Unfortunately, there is not a whole lot of information about the adaptations Stenotrema barbatum in particular. However, there is some material available about the suborder Stylommatophora.  These terrestrial snails are known for their ability to breathe air through a vascular lung without gills, called the mantle cavity (Wilbur & Yonge, 1964).  This is one of their adaptations to life on land.  Land pulmonates breathe in two different ways, including through the opening of the breathing pore, called a pneumostome, and the constricting of the muscular foot (Wilbur & Yonge, 1966). The breathing rate of Stylommatophora is influenced by oxygen pressure, carbon dioxide, temperature, and level of humidity (Wilbur & Yonge, 1966).

snail diagram

Land snails are greatly affected by availability of water, as it is a major physiological problem for their survival (Wilbur & Yonge, 1964).  Continual activity in snails is only feasible in locations where humidity is high, or else the snail risks drying out (Wilbur & Yonge, 1964).  High humidity environments are therefore favored, but not 100 percent humidity due to risk of over-absorption (Wilbur & Yonge, 1964).  Pulmonata combat water loss by having skin that is permeable to water, and when necessary they retreat into their shells (Wilbur & Yonge, 1964).  Studies on partially submerged snails in water show elevated levels of water intake, showing that mucus also benefits water absorption (Fretter & Peake, 1975). When climates are too unfavorable, land snails either hibernate in the winter, or undergo dormancy in the summer (Fretter & Peake, 1975).

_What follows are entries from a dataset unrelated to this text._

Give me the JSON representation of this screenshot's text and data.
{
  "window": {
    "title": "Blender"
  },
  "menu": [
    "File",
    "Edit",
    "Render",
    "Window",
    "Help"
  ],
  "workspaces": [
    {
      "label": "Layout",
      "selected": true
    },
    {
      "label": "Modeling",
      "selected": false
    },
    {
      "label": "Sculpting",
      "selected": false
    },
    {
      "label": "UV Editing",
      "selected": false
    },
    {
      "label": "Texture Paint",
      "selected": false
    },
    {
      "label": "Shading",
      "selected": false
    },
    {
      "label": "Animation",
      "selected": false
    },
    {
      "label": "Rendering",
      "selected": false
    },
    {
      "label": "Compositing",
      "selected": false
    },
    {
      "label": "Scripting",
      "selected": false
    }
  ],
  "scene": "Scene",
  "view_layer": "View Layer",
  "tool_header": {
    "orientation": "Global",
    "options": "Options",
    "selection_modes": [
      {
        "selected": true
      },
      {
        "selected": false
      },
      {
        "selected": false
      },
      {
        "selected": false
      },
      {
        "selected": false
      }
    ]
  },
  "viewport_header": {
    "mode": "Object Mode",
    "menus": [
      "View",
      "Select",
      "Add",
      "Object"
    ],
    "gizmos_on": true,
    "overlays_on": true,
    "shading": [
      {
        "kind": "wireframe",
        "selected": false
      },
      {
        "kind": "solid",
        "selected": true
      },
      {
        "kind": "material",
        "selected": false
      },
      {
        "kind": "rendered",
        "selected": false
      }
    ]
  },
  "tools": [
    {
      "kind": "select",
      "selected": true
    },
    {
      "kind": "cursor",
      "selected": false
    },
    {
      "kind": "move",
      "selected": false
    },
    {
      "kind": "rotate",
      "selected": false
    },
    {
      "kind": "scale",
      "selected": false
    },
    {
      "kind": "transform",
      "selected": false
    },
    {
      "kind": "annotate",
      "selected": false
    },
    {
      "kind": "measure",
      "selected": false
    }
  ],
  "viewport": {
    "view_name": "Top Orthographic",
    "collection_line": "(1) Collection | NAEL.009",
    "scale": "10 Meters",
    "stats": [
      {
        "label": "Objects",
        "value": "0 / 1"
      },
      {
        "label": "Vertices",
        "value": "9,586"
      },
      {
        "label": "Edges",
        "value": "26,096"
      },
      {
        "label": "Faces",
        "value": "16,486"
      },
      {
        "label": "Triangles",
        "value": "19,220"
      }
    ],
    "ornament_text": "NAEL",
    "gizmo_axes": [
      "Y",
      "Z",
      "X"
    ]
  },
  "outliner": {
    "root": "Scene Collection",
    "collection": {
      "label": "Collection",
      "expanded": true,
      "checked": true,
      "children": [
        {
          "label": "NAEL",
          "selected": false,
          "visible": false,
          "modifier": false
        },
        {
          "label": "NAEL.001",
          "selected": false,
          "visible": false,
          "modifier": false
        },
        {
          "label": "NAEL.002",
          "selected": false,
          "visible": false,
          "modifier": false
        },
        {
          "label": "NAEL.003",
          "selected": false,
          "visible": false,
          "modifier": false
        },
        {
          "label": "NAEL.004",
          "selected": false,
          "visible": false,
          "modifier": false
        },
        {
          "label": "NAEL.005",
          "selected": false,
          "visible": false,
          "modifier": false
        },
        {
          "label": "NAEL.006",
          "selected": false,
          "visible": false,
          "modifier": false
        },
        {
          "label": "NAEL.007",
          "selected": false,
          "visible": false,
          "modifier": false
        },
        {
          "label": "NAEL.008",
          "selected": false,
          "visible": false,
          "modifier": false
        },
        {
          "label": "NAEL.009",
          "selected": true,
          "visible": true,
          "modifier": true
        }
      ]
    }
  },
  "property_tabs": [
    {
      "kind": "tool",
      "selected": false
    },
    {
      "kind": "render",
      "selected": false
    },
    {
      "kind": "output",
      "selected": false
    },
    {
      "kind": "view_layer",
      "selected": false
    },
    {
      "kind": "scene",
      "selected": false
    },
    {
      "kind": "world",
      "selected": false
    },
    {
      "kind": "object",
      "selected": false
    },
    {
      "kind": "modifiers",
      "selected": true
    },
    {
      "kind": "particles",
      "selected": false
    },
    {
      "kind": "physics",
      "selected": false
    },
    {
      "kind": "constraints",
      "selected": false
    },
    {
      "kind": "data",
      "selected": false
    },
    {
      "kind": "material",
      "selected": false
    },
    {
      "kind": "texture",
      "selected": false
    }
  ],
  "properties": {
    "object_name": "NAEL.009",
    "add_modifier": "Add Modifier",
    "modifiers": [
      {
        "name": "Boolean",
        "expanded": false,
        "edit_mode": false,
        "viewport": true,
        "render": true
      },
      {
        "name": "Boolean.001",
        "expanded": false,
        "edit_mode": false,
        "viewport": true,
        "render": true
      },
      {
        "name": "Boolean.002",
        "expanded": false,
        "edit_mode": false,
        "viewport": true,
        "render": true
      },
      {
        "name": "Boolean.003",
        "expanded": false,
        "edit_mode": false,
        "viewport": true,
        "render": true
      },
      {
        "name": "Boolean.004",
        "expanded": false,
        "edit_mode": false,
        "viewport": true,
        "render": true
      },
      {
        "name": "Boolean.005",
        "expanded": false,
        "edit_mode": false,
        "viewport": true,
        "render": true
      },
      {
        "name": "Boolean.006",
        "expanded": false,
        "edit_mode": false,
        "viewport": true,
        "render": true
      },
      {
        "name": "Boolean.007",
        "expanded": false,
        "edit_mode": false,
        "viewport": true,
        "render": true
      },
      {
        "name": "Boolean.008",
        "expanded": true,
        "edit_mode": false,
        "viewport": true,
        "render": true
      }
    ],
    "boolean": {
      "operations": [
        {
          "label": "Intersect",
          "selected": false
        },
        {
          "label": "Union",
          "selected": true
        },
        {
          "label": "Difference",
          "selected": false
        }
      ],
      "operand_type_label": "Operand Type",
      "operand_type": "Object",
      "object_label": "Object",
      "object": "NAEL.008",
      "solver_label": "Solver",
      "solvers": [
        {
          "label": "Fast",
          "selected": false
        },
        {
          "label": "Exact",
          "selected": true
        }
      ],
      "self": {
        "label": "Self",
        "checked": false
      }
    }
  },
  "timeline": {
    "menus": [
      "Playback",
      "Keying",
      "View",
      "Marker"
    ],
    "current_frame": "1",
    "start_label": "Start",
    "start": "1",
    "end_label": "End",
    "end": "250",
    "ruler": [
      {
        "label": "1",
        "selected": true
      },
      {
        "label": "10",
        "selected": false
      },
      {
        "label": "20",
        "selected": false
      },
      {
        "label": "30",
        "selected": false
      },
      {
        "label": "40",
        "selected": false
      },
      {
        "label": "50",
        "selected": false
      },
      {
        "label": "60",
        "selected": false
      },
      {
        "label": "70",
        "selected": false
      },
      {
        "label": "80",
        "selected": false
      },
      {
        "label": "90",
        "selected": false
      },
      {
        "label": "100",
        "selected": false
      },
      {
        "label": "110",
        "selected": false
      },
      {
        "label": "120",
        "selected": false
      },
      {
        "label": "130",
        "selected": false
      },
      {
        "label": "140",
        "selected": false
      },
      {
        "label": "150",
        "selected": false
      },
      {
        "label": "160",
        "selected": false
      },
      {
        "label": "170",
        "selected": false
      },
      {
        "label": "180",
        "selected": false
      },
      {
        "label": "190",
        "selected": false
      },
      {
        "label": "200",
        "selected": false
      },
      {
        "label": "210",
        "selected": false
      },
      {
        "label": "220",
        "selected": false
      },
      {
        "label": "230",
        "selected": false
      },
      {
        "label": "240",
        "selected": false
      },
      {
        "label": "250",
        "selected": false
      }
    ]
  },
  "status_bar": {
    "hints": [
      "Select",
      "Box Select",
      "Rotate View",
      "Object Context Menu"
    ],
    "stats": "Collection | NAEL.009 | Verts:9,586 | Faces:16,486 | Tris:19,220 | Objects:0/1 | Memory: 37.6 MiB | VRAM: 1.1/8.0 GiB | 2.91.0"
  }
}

Stylommatophora have sensory adaptations, including four stalked antennae located on their heads, which are sensitive to chemoreceptors (Carnegie, 2005). The head and foot of these organisms also have touch receptors (Carnegie, 2005). The muscular foot also aids in locomotion (Wilbur & Yonge, 1964). The long foot has longitudinal muscles that undergo expansion and contraction to move the snail (Wilbur & Yonge, 1964).  The shape of the foot also shifts to move the snail as its blood, or hemoskeleton, moves (Wilbur & Yonge, 1964). Finally, the foot also needs mucus to stick to surfaces on which the snail travels (Wilbur & Yonge, 1964).